Farmers warned on loss of EU supports
The annual report of the Kanturk-based co-op, which had sales of almost €19.8 million, showed an operating profit of €418,000 last year, compared to €199,000 in 2003.
Chairman John Ahern said casein prices increased substantially due to increased world market demand and a decline in production in New Zealand.
“While the markers are currently buoyant, the EU has dismantled case in-manufacturing support by 75%. This could have serious implications for the Society if markets decline,” he said.
Mr Ahern said the Fischler-EU mid term proposals will profoundly influence the future of Irish agriculture.

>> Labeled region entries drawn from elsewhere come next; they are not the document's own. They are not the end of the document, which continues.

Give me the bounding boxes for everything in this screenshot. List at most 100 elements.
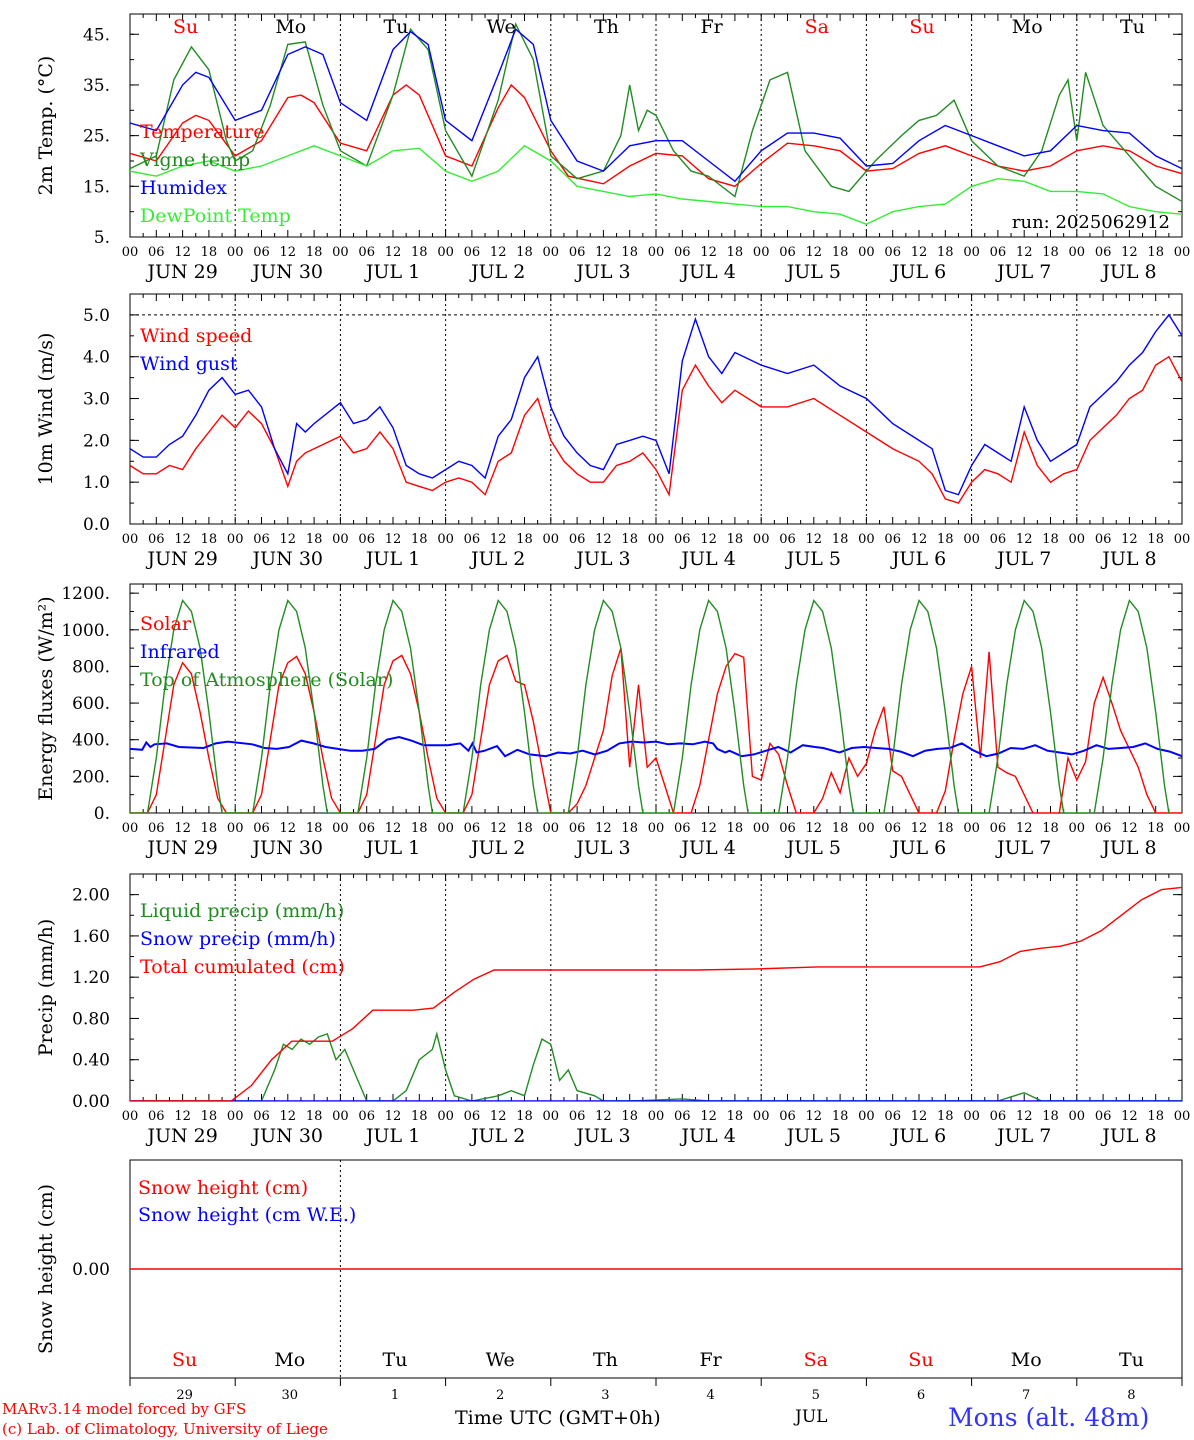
y-tick-label: 25.	[83, 127, 110, 147]
series-line-red	[130, 83, 1182, 188]
hour-tick-label: 00	[963, 532, 980, 547]
hour-tick-label: 12	[700, 532, 717, 547]
y-tick-label: 0.	[94, 804, 110, 824]
hour-tick-label: 18	[832, 245, 849, 260]
y-tick-label: 800.	[72, 657, 110, 677]
series-line-blue	[130, 735, 1182, 758]
y-tick-label: 600.	[72, 694, 110, 714]
date-label: JUL 8	[1100, 837, 1156, 859]
panel-precip: 00 06 12 18 00 06 12 18 00 06 12 18 00 06 12 18 00 06 12 18…	[35, 873, 1190, 1147]
hour-tick-label: 00	[1069, 532, 1086, 547]
hour-tick-label: 00	[543, 1109, 560, 1124]
weekday-label: Mo	[1011, 1349, 1042, 1371]
y-tick-label: 0.00	[72, 1260, 110, 1280]
weekday-label: Tu	[1119, 1349, 1144, 1371]
day-number: 29	[176, 1388, 193, 1403]
y-tick-label: 5.0	[83, 306, 110, 326]
legend-entry: Top of Atmosphere (Solar)	[140, 669, 393, 691]
hour-tick-label: 18	[201, 532, 218, 547]
hour-tick-label: 12	[1121, 1109, 1138, 1124]
hour-tick-label: 06	[253, 821, 270, 836]
hour-tick-label: 12	[174, 1109, 191, 1124]
hour-tick-label: 18	[832, 1109, 849, 1124]
day-number: 3	[601, 1388, 609, 1403]
series-line-red	[130, 647, 1182, 813]
hour-tick-label: 12	[806, 821, 823, 836]
date-label: JUL 1	[364, 548, 420, 570]
hour-tick-label: 06	[253, 532, 270, 547]
hour-tick-label: 18	[727, 1109, 744, 1124]
hour-tick-label: 12	[911, 532, 928, 547]
weekday-label: Tu	[383, 1349, 408, 1371]
day-number: 1	[391, 1388, 399, 1403]
date-label: JUL 8	[1100, 1125, 1156, 1147]
day-number: 4	[706, 1388, 714, 1403]
hour-tick-label: 00	[858, 532, 875, 547]
hour-tick-label: 12	[1121, 532, 1138, 547]
hour-tick-label: 00	[648, 821, 665, 836]
hour-tick-label: 12	[1016, 532, 1033, 547]
weekday-label: Sa	[804, 1349, 828, 1371]
hour-tick-label: 00	[543, 821, 560, 836]
hour-tick-label: 06	[674, 245, 691, 260]
hour-tick-label: 06	[779, 821, 796, 836]
chart-panels: 00 06 12 18 00 06 12 18 00 06 12 18 00 06 12 18 00 06 12 18…	[35, 13, 1190, 1403]
date-label: JUL 1	[364, 1125, 420, 1147]
series-line-lightgreen	[130, 144, 1182, 226]
hour-tick-label: 18	[411, 532, 428, 547]
weekday-label: We	[486, 1349, 515, 1371]
hour-tick-label: 06	[464, 532, 481, 547]
hour-tick-label: 06	[569, 821, 586, 836]
hour-tick-label: 18	[201, 1109, 218, 1124]
hour-tick-label: 12	[806, 532, 823, 547]
date-label: JUL 8	[1100, 548, 1156, 570]
hour-tick-label: 00	[543, 245, 560, 260]
date-label: JUL 5	[785, 548, 841, 570]
day-number: 5	[812, 1388, 820, 1403]
y-axis-label: 2m Temp. (°C)	[35, 56, 57, 196]
date-label: JUN 30	[251, 837, 323, 859]
hour-tick-label: 00	[1069, 821, 1086, 836]
hour-tick-label: 06	[674, 1109, 691, 1124]
date-label: JUL 1	[364, 837, 420, 859]
date-label: JUL 3	[574, 1125, 630, 1147]
legend-entry: Wind gust	[140, 353, 238, 375]
month-label: JUL	[793, 1407, 827, 1427]
date-label: JUL 4	[679, 837, 735, 859]
series-line-green	[130, 22, 1182, 203]
hour-tick-label: 06	[464, 1109, 481, 1124]
weekday-label: Su	[172, 1349, 197, 1371]
legend-entry: Temperature	[140, 121, 264, 143]
hour-tick-label: 00	[1069, 245, 1086, 260]
date-label: JUL 6	[890, 548, 946, 570]
weekday-label: Mo	[275, 16, 306, 38]
hour-tick-label: 00	[227, 1109, 244, 1124]
y-tick-label: 3.0	[83, 390, 110, 410]
hour-tick-label: 12	[911, 245, 928, 260]
panel-energy: 00 06 12 18 00 06 12 18 00 06 12 18 00 06 12 18 00 06 12 18…	[35, 583, 1190, 859]
date-label: JUL 3	[574, 837, 630, 859]
legend-entry: Snow height (cm)	[138, 1177, 308, 1199]
hour-tick-label: 00	[332, 532, 349, 547]
hour-tick-label: 00	[122, 1109, 139, 1124]
hour-tick-label: 06	[148, 1109, 165, 1124]
legend-entry: Solar	[140, 613, 192, 635]
day-number: 30	[282, 1388, 299, 1403]
hour-tick-label: 06	[779, 1109, 796, 1124]
y-tick-label: 400.	[72, 731, 110, 751]
hour-tick-label: 12	[700, 821, 717, 836]
hour-tick-label: 18	[1042, 245, 1059, 260]
hour-tick-label: 06	[1095, 532, 1112, 547]
series-line-red	[130, 355, 1182, 504]
hour-tick-label: 18	[516, 532, 533, 547]
hour-tick-label: 06	[148, 245, 165, 260]
y-tick-label: 45.	[83, 25, 110, 45]
hour-tick-label: 12	[280, 245, 297, 260]
date-label: JUL 2	[469, 261, 525, 283]
hour-tick-label: 06	[884, 245, 901, 260]
hour-tick-label: 18	[832, 821, 849, 836]
hour-tick-label: 18	[306, 245, 323, 260]
hour-tick-label: 06	[779, 532, 796, 547]
hour-tick-label: 18	[727, 532, 744, 547]
date-label: JUL 6	[890, 261, 946, 283]
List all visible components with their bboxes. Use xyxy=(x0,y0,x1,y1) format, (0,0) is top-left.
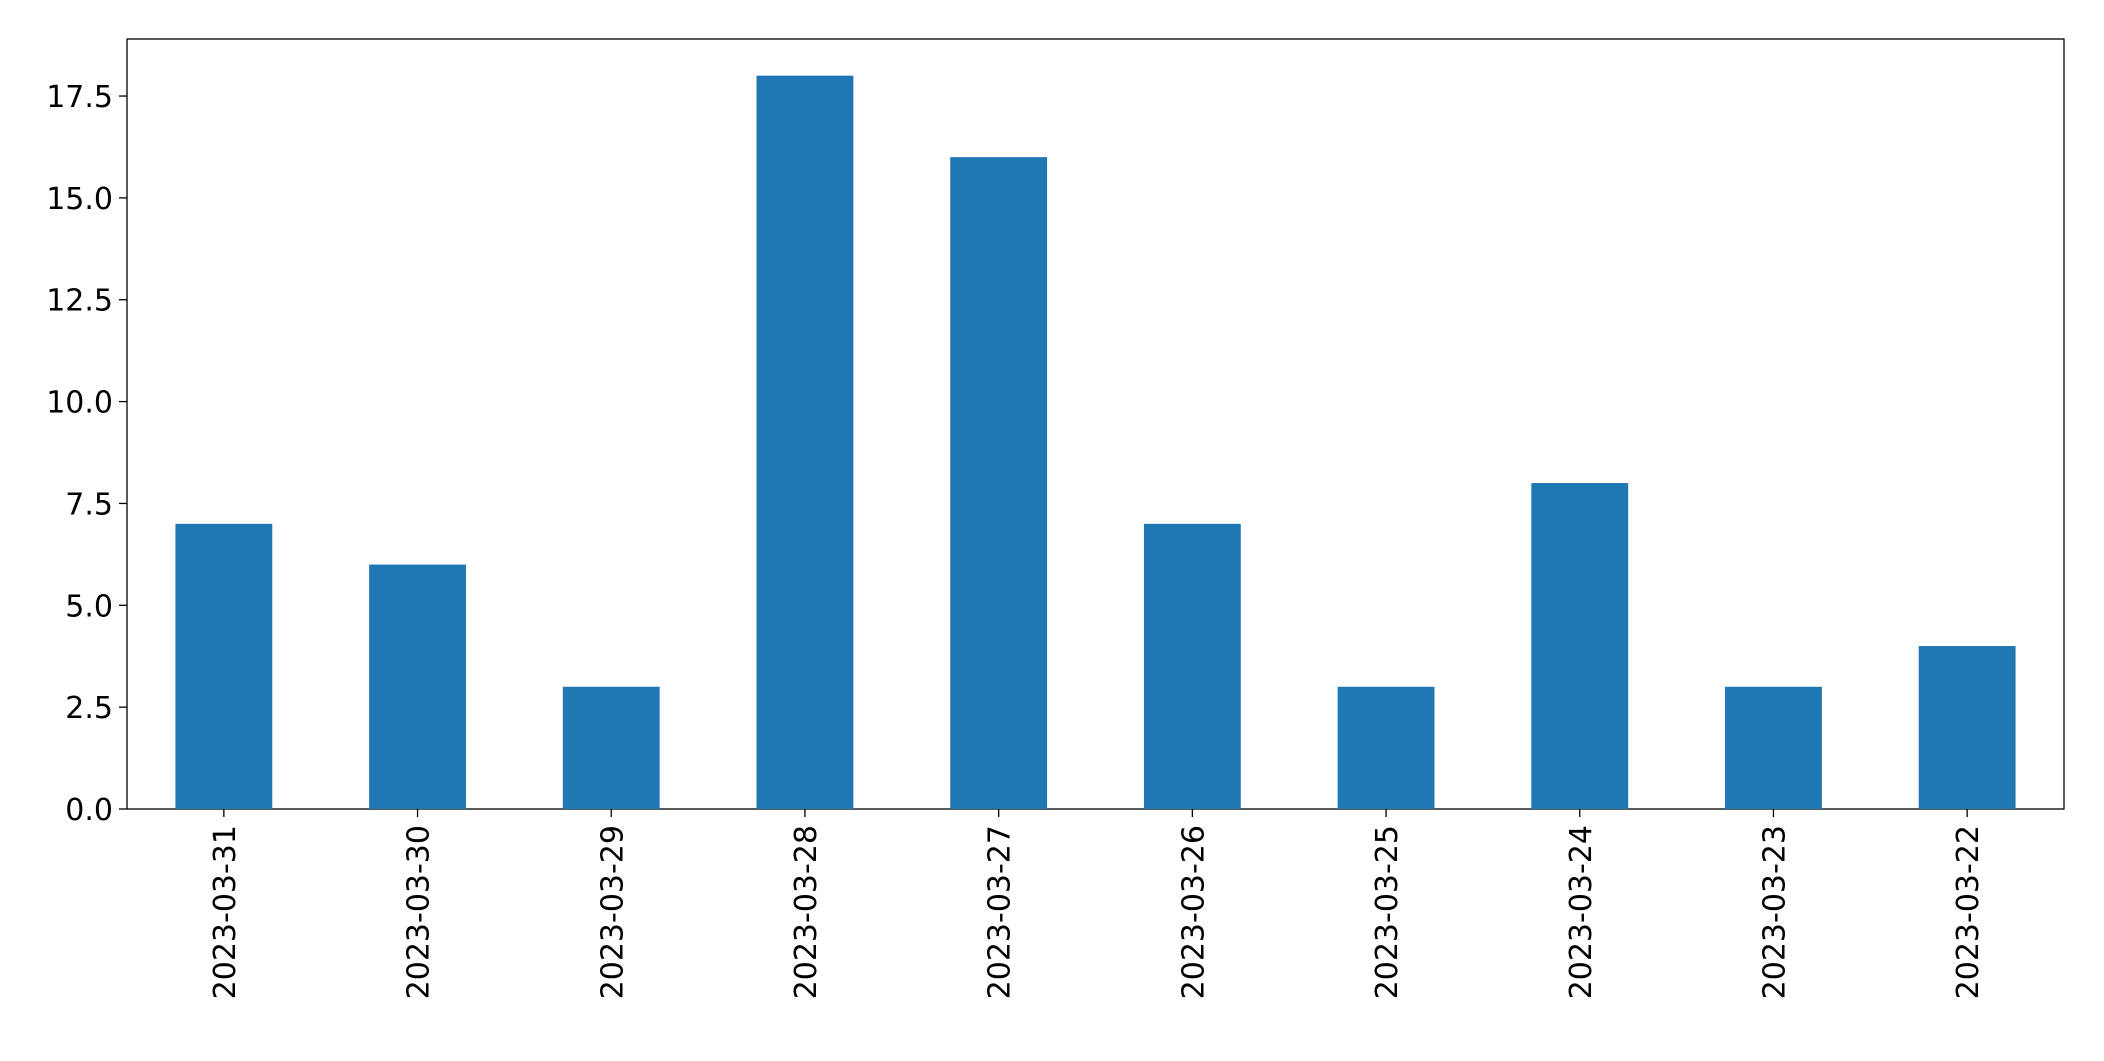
x-tick-label: 2023-03-30 xyxy=(402,825,437,999)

If the reforms take full effect in the second half of this year, many experts forecast a drop in milk price.
“This will mean tighter margins and the implementation of strict cost cutting measures at both farm and processing level.
“Over time I expect a more balanced market will emerge and I’m confident that our Society is in a strong position to face the future challenges,” he said.
General Manager Sean McAuliffe said the Society will pay suppliers a bonus of two cents per gallon on all milk supplied during 2004.
“We have maintained our domestic market share for butter and liquid milk in a very competitive marketplace, where cheaper own brands and imported liquid milk continue to apply pressure on margins.
“Although butter prices fell by €200 per tonne during the past year, butter production will remain an important part of our business,” he said.
A decline in stores trading in the past year was attributed to a fall off in a demand for inputs due to favourable grass growing conditions and a reduction in the numbers of farmers involved in milk production. Shop sales continued to improve and there was a further increase in product range, In line with the Society’s policy of rewarding customer loyalty, bonus shares were issued to shareholders who purchased feed and fertilisers from its shops.